ETLs

DBT Core

DBT Core (data build tool) is a development environment that enables data analysts and data engineers to transform data by simply writing select statements. In the OvalEdge application, the DBT core connector allows users to crawl the datasets like Projects, JOBS, and RUNS and helps in building the lineage.

DBT Core

Technical Specifications

Crawling

Feature

Supported Objects

Remarks

Crawling

DBT Projects

Show all the projects from DBT for the specified account id

DBT RUNS

Runs from DBT

Lineage Building

Feature

Supported Objects

Remarks

Lineage

DBT RUN

Supported

DBT JOB

Not Supported

Connection Details

Pre-requisites

To use the DBT Core Connector, the details specified in the following section should be available.

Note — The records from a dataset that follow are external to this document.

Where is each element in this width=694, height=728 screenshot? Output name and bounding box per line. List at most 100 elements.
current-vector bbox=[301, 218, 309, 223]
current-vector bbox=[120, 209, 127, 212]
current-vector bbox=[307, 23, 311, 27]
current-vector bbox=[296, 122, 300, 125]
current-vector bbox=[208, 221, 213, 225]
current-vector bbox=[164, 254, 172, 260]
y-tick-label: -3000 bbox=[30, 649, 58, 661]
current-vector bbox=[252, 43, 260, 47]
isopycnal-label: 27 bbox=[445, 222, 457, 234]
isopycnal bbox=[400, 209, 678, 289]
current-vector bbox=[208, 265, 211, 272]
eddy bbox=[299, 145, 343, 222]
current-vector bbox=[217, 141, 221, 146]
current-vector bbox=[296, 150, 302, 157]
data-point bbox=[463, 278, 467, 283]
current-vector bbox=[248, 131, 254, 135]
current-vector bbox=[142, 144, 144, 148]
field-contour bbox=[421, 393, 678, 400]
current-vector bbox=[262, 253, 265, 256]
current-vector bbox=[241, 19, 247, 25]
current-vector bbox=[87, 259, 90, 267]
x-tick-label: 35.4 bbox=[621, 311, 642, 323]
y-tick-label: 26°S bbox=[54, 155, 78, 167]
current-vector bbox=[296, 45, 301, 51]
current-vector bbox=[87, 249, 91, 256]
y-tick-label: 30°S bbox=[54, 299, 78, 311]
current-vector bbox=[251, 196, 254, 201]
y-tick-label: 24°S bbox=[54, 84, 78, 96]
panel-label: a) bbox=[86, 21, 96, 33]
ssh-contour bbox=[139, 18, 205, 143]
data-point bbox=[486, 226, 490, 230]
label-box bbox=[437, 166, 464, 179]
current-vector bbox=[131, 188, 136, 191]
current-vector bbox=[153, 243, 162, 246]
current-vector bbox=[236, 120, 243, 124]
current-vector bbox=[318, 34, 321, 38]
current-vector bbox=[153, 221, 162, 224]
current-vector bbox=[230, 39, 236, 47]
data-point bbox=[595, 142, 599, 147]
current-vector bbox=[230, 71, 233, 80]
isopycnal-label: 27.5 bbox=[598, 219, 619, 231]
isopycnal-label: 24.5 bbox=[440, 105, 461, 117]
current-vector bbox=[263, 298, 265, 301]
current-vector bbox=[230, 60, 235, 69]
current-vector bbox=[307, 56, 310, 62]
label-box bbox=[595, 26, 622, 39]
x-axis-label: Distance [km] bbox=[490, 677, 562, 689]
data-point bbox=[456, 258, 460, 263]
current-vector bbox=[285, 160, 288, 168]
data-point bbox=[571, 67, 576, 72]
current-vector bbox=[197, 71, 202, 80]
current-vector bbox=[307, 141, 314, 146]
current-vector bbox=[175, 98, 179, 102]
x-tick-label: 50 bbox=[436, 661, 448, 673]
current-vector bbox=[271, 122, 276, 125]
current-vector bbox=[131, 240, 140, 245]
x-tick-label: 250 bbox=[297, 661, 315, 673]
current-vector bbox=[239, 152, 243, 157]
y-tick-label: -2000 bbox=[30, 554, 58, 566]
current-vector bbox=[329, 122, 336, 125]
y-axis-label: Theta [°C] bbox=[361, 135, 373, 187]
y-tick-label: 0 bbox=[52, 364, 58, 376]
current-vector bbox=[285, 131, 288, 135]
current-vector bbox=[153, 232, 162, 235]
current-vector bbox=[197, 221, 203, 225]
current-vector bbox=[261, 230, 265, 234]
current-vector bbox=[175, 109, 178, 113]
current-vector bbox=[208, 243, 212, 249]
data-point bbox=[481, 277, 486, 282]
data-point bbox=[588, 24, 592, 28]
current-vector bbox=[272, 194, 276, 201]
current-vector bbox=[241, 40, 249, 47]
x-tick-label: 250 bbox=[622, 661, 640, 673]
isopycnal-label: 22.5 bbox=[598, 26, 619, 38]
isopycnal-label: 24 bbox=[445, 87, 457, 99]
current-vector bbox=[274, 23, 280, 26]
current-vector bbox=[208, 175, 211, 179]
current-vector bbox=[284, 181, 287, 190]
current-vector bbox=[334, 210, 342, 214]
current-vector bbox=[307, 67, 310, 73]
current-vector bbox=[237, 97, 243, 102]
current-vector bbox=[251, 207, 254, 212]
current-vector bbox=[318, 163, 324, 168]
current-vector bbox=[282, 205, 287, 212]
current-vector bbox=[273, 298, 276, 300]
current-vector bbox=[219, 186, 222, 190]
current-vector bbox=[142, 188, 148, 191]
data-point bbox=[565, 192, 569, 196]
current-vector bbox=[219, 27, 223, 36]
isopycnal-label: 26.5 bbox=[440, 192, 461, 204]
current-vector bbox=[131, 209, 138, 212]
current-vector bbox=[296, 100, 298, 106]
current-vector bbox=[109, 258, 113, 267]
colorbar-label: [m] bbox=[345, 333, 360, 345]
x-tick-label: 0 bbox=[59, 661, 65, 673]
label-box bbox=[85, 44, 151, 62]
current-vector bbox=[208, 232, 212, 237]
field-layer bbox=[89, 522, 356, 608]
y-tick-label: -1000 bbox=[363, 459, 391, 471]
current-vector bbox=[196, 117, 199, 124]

The minimum privileges required are:

Operation 

Access Permission

Connection Validation

Read Only Access 

Crawling

Read Only Access 

To establish a connection with DBT Core, follow these steps:

  1. In the OvalEdge application, click on the "Administration" module from the left panel menu.

  2. Select "Connectors", which will take users to the Connectors page.

  3. Click on the "+" (New Connector) button enabled at the top right corner of the page. This will open the ‘Add Connector’ pop-up window.

  4. To find the DBT Core connector, utilize the provided search bar and click on the widget associated with the DBT connector. This action will open a pop-up window labeled "Manage Connection".

  5. Proceed to fill in the required fields with the relevant information to configure the DBT Core connection.

Note: The asterisk (*) denotes mandatory fields required for establishing a connection. 

The following are the field attributes required for the connection of DBT Core.

Property

Mandatory/ Optional

Details

Connection Type

Mandatory

It allows users to select the connector from the drop-down menu. By default, 'DBT Core' is displayed as the selected connection type.

License Type

Mandatory

OvalEdge offers a default Base Connector License for all connectors, allowing users to crawl and profile data sources to obtain metadata and statistical information. Additionally, OvalEdge provides various License Add-Ons to cater to different connector functionality requirements:

  • Auto Lineage Add-On: To enable the automatic construction of data object Lineage for a connector, choose the Auto Lineage Add-On license, which supports the Lineage feature.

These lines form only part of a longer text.